Aggiornamento
Guida decesso lavoratore della Fondazione Studi Consulenti del Lavoro
Le cause di estinzione del rapporto di lavoro subordinato, come noto, possono essere molteplici, possiamo distinguere le seguenti cause di cessazione:
- per volontà del datore di lavoro (licenziamento);
- per volontà del lavoratore (dimissioni);
- per comune accordo (risoluzione consensuale)
- per cause estranee dalla volontà delle parti (impossibilità sopravvenuta, forza maggiore etc.)
Tra le ipotesi di estinzione di estinzione per forza maggiore, dobbiamo annoverarne un’altra, ovvero l’estinzione legale per morte del lavoratore.
La disciplina legale dell’estinzione del rapporto di lavoro è contenuta nel libro V del codice civile; nel quale si annovera anche il caso del decesso del lavoratore.

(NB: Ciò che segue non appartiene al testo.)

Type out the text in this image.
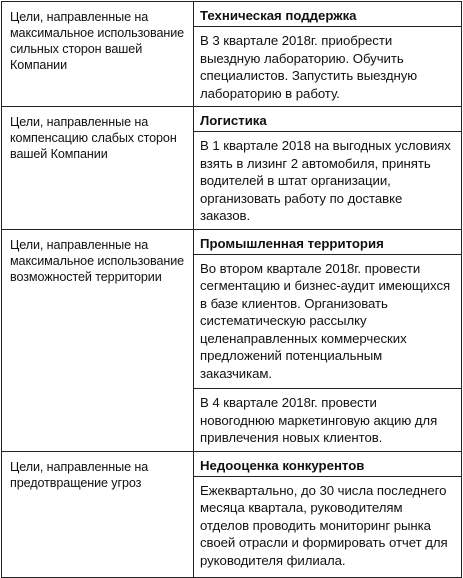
Цели, направленные на максимальное использование сильных сторон вашей Компании	Техническая поддержка
В 3 квартале 2018г. приобрести выездную лабораторию. Обучить специалистов. Запустить выездную лабораторию в работу.

Цели, направленные на компенсацию слабых сторон вашей Компании	Логистика
В 1 квартале 2018 на выгодных условиях взять в лизинг 2 автомобиля, принять водителей в штат организации, организовать работу по доставке заказов.

Цели, направленные на максимальное использование возможностей территории	Промышленная территория
Во втором квартале 2018г. провести сегментацию и бизнес-аудит имеющихся в базе клиентов. Организовать систематическую рассылку целенаправленных коммерческих предложений потенциальным заказчикам.
В 4 квартале 2018г. провести новогоднюю маркетинговую акцию для привлечения новых клиентов.

Цели, направленные на предотвращение угроз	Недооценка конкурентов
Ежеквартально, до 30 числа последнего месяца квартала, руководителям отделов проводить мониторинг рынка своей отрасли и формировать отчет для руководителя филиала.
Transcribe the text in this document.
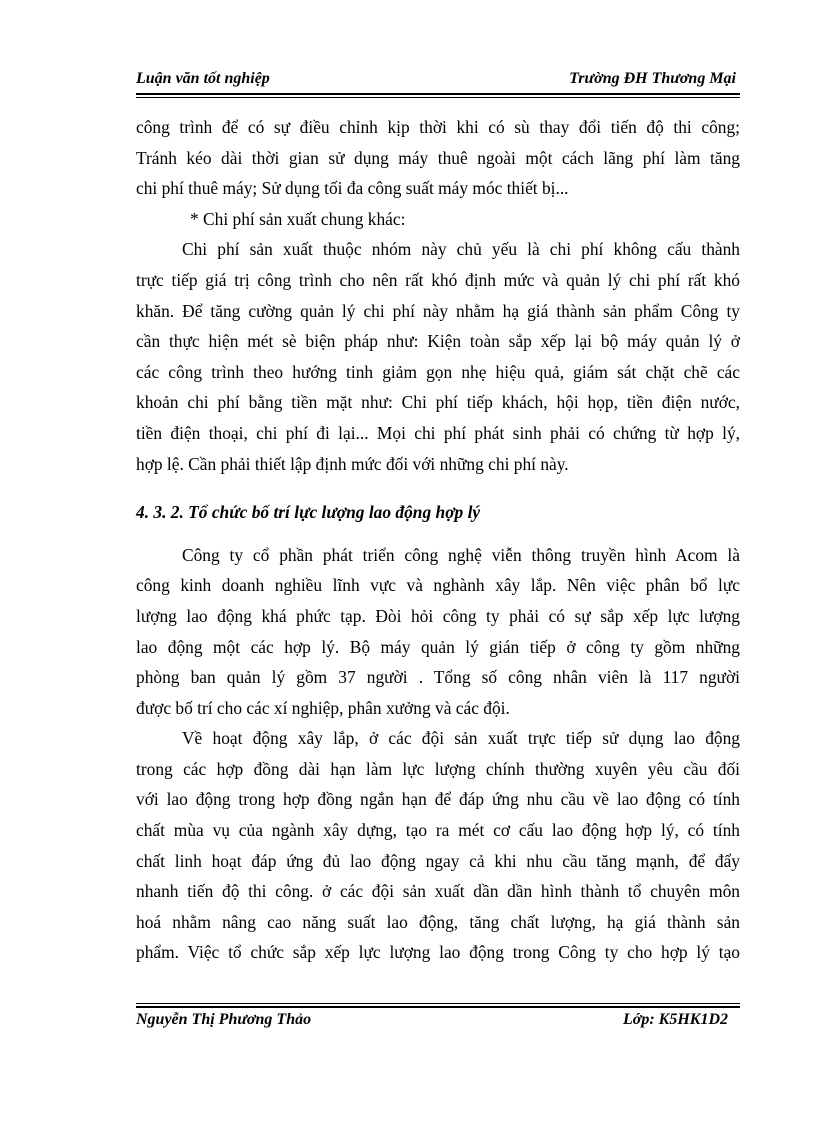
Luận văn tốt nghiệp	Trường ĐH Thương Mại
công trình để có sự điều chỉnh kịp thời khi có sù thay đổi tiến độ thi công;
Tránh kéo dài thời gian sử dụng máy thuê ngoài một cách lãng phí làm tăng
chi phí thuê máy; Sử dụng tối đa công suất máy móc thiết bị...
* Chi phí sản xuất chung khác:
Chi phí sản xuất thuộc nhóm này chủ yếu là chi phí không cấu thành
trực tiếp giá trị công trình cho nên rất khó định mức và quản lý chi phí rất khó
khăn. Để tăng cường quản lý chi phí này nhằm hạ giá thành sản phẩm Công ty
cần thực hiện mét sè biện pháp như: Kiện toàn sắp xếp lại bộ máy quản lý ở
các công trình theo hướng tinh giảm gọn nhẹ hiệu quả, giám sát chặt chẽ các
khoản chi phí bằng tiền mặt như: Chi phí tiếp khách, hội họp, tiền điện nước,
tiền điện thoại, chi phí đi lại... Mọi chi phí phát sinh phải có chứng từ hợp lý,
hợp lệ. Cần phải thiết lập định mức đối với những chi phí này.
4. 3. 2. Tổ chức bố trí lực lượng lao động hợp lý
Công ty cổ phần phát triển công nghệ viễn thông truyền hình Acom là
công kinh doanh nghiều lĩnh vực và nghành xây lắp. Nên việc phân bổ lực
lượng lao động khá phức tạp. Đòi hỏi công ty phải có sự sắp xếp lực lượng
lao động một các hợp lý. Bộ máy quản lý gián tiếp ở công ty gồm những
phòng ban quản lý gồm 37 người . Tổng số công nhân viên là 117 người
được bố trí cho các xí nghiệp, phân xưởng và các đội.
Về hoạt động xây lắp, ở các đội sản xuất trực tiếp sử dụng lao động
trong các hợp đồng dài hạn làm lực lượng chính thường xuyên yêu cầu đối
với lao động trong hợp đồng ngắn hạn để đáp ứng nhu cầu về lao động có tính
chất mùa vụ của ngành xây dựng, tạo ra mét cơ cấu lao động hợp lý, có tính
chất linh hoạt đáp ứng đủ lao động ngay cả khi nhu cầu tăng mạnh, để đẩy
nhanh tiến độ thi công. ở các đội sản xuất dần dần hình thành tổ chuyên môn
hoá nhằm nâng cao năng suất lao động, tăng chất lượng, hạ giá thành sản
phẩm. Việc tổ chức sắp xếp lực lượng lao động trong Công ty cho hợp lý tạo
Nguyễn Thị Phương Thảo	Lớp: K5HK1D2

La morte del lavoratore estingue il rapporto di lavoro per causa di forza maggiore, ma allo stesso tempo consente il subentrare dei familiari nei rapporti economici conseguenti dalla risoluzione del rapporto stesso.
Al momento del decesso del lavoratore ci si trova in dubbio su come distinguere le somme da erogare e su quale sia il metodo da adottare per la liquidazione.
| L’art. 2122 codice civile recita: In caso di morte del prestatore di lavoro, le indennità indicate negli articoli 2118 (indennità sostitutiva del preavviso) e 2120 (TFR) devono essere corrisposte al coniuge, ai figli e, se vivevano a carico del prestatore di lavoro, ai parenti entro il terzo grado e agli affini entro il secondo grado. La ripartizione delle indennità, se non vi è accordo tra gli aventi diritto, deve farsi secondo il bisogno di ciascuno. In mancanza delle persone indicate nel primo comma, le indennità sono attribuite secondo le norme della successione legittima. Il prestatore di lavoro può disporre mediante testamento delle indennità sopra citate, in mancanza delle persone indicate al comma 1. |
Il disposto normativo appena richiamato, chiarisce e distingue le modalità di ripartizione delle somme maturate dal de cuius.